Furthermore, the results demonstrate a clear trend in the behavior of the system, as illustrated by the graphical representations included in the section. The application of various mathematical models yielded a high degree of fit, with R² values exceeding 0.90, indicating that the models effectively capture the underlying dynamics of the phenomena being investigated. Overall, these findings contribute valuable insights into the research topic and lay the groundwork for future studies.

Discussion

In this study, the air quality modeling in Tehran revealed significant differences in predictive performance between particulate matter (PM) and gaseous pollutants. The Lasso regression model demonstrated high coefficients of determination ($R^2$) for PM 2.5 and PM 10, exceeding 0.80 and 0.70, respectively. This high predictive accuracy can be attributed to the strong correlations among features selected for PM prediction, as well as the model’s ability to capture complex, non-linear relationships inherent in the data. In contrast, gaseous pollutants such as CO, NO₂, O₃, and SO₂ exhibited lower $R^2$ values, indicating challenges in accurately predicting their concentrations. These discrepancies are likely due to the more volatile nature of gaseous pollutants, which are influenced by rapid changes in environmental conditions and human activities, leading to less consistent patterns compared to PM.

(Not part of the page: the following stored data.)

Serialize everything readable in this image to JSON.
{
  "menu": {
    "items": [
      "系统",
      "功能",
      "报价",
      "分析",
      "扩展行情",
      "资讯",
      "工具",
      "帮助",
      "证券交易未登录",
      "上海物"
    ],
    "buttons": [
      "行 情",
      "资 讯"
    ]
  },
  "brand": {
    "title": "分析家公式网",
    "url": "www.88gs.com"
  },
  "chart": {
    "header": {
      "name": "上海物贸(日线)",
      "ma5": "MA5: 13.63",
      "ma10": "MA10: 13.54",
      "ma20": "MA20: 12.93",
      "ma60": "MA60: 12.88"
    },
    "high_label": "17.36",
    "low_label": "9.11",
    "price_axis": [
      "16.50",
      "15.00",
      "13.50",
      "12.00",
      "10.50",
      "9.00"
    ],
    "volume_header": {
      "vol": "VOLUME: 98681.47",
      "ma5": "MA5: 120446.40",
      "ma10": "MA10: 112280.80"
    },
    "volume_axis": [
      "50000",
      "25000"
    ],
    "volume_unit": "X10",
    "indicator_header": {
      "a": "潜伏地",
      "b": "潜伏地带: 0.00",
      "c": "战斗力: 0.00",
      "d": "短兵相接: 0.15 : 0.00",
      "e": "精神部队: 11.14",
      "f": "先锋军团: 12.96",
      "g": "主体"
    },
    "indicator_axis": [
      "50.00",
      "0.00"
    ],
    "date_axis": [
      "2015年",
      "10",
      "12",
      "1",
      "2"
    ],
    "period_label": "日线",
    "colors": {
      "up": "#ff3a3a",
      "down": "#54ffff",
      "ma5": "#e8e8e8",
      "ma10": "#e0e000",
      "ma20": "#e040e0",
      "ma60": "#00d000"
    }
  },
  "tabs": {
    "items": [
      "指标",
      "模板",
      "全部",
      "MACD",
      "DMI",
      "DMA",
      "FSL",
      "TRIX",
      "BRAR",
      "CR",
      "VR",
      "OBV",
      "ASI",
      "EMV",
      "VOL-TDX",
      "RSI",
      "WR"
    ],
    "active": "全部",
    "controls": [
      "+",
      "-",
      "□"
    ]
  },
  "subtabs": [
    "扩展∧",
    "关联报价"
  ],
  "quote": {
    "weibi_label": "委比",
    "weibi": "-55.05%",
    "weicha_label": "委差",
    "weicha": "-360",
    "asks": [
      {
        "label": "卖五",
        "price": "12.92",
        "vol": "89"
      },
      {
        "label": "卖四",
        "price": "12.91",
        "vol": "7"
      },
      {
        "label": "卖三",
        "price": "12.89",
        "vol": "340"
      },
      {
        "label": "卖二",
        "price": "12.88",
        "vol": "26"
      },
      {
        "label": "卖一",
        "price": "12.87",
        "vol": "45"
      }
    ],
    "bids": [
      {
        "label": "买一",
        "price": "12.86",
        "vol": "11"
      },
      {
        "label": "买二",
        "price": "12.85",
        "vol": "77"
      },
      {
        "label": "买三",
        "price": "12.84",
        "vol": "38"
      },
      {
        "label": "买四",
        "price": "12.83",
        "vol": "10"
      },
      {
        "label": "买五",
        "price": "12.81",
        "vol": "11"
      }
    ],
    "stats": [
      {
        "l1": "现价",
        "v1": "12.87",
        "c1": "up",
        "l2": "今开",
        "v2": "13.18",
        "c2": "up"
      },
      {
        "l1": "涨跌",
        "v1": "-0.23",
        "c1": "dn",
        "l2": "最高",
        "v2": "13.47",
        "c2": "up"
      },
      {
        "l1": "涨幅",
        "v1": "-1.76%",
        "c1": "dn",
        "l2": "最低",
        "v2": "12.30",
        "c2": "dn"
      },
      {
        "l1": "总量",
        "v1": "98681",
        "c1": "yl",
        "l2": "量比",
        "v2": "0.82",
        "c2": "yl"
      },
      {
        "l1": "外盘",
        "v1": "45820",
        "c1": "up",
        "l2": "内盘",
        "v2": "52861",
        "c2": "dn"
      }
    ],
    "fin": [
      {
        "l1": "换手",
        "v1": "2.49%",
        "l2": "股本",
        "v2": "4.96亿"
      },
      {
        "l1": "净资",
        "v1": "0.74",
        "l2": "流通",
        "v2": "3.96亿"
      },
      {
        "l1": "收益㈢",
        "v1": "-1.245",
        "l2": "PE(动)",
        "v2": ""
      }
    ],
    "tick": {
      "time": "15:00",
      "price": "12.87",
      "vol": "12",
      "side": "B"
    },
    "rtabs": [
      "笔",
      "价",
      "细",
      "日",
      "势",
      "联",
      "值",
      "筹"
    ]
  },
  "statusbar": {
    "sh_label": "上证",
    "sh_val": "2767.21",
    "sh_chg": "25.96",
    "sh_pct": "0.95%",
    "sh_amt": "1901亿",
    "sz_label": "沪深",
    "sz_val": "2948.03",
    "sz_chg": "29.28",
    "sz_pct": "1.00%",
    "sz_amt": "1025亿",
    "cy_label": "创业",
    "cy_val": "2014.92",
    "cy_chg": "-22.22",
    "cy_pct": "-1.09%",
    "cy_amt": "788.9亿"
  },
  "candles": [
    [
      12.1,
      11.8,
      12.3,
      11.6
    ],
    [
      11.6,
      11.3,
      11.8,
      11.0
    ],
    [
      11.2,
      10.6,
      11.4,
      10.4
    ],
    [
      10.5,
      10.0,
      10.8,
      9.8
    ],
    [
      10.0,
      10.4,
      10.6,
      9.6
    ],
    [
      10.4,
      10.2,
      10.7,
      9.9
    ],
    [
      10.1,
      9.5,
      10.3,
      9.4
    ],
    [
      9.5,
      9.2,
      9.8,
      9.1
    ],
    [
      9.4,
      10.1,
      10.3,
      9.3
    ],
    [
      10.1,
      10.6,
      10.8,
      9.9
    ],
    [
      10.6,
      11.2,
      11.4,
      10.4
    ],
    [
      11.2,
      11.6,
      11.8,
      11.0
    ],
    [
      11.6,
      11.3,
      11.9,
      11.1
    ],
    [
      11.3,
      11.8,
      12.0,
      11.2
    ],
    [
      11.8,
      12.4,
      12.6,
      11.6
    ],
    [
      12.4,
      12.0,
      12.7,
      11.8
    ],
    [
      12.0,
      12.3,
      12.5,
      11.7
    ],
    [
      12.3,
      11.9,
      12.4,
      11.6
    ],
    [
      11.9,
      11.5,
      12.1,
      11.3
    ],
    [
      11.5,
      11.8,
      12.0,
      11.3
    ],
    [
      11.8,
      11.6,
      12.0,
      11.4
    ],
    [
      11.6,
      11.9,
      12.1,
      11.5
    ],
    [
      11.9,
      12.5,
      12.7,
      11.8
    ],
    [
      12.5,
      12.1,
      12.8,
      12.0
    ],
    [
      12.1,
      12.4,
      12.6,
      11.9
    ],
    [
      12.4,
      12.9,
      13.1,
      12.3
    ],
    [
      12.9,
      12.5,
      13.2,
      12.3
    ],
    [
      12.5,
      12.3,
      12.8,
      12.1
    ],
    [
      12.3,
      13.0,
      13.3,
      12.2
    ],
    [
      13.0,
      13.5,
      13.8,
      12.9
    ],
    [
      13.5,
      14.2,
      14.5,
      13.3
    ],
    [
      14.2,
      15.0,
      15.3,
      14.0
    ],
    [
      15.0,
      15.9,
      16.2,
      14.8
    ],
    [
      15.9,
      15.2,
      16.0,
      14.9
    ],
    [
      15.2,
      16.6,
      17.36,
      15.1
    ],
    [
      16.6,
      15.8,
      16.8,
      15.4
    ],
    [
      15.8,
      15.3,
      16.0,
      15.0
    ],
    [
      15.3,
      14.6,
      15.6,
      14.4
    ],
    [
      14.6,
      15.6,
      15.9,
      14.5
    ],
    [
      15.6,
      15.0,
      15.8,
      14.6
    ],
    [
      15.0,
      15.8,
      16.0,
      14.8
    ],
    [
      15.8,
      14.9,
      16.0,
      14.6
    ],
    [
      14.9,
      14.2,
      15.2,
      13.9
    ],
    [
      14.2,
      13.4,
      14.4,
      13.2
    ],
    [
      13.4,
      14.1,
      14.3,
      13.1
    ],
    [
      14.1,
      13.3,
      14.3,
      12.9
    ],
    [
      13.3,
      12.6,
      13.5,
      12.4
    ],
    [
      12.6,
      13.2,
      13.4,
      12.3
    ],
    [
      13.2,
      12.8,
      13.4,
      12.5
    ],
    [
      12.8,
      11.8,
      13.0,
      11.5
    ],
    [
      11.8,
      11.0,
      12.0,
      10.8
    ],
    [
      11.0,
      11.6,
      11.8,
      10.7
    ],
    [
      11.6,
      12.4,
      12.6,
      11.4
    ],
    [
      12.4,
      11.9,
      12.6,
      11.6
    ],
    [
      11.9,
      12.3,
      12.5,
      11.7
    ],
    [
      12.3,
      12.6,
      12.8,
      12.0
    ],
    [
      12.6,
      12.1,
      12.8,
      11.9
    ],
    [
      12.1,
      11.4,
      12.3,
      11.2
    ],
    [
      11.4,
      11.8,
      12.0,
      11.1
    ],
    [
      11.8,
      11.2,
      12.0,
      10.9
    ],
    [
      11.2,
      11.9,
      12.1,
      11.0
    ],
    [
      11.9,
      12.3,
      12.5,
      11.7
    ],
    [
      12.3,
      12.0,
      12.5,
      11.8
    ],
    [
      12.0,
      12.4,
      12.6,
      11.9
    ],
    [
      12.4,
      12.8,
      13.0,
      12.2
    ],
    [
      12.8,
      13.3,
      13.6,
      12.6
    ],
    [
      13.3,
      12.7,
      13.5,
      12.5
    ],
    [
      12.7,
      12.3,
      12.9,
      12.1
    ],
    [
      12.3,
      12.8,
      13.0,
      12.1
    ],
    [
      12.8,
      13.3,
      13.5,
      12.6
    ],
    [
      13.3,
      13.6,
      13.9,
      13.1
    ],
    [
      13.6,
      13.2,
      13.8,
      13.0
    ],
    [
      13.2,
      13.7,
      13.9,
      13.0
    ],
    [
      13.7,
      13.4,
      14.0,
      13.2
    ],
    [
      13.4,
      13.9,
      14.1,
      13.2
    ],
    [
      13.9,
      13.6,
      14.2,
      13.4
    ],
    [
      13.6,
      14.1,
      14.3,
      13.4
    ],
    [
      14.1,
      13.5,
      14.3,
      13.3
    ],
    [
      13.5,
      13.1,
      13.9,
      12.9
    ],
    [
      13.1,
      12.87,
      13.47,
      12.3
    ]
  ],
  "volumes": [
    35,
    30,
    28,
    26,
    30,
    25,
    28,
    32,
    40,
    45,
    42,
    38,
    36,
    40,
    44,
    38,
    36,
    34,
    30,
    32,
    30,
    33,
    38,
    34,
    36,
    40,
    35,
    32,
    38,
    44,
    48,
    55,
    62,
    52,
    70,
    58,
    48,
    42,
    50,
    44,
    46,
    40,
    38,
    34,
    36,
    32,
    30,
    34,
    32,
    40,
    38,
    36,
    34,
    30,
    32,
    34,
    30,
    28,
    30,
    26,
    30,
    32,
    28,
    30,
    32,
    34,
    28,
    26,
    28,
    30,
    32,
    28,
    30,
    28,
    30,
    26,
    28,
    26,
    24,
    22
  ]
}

The study also highlighted the importance of data quality and sensor coverage, noting that PM measurements benefited from a greater number of sensors, resulting in more reliable data. The Lasso method’s regularization capabilities helped mitigate overfitting, enhancing the model’s generalization to unseen data. However, the presence of missing data, particularly for gaseous pollutants, may have contributed to lower predictive accuracy. Overall, while the findings underscore the effectiveness of machine learning techniques in modeling PM concentrations, they also reveal ongoing challenges in predicting gaseous pollutants, necessitating further research to improve data handling and feature optimization in air quality modeling.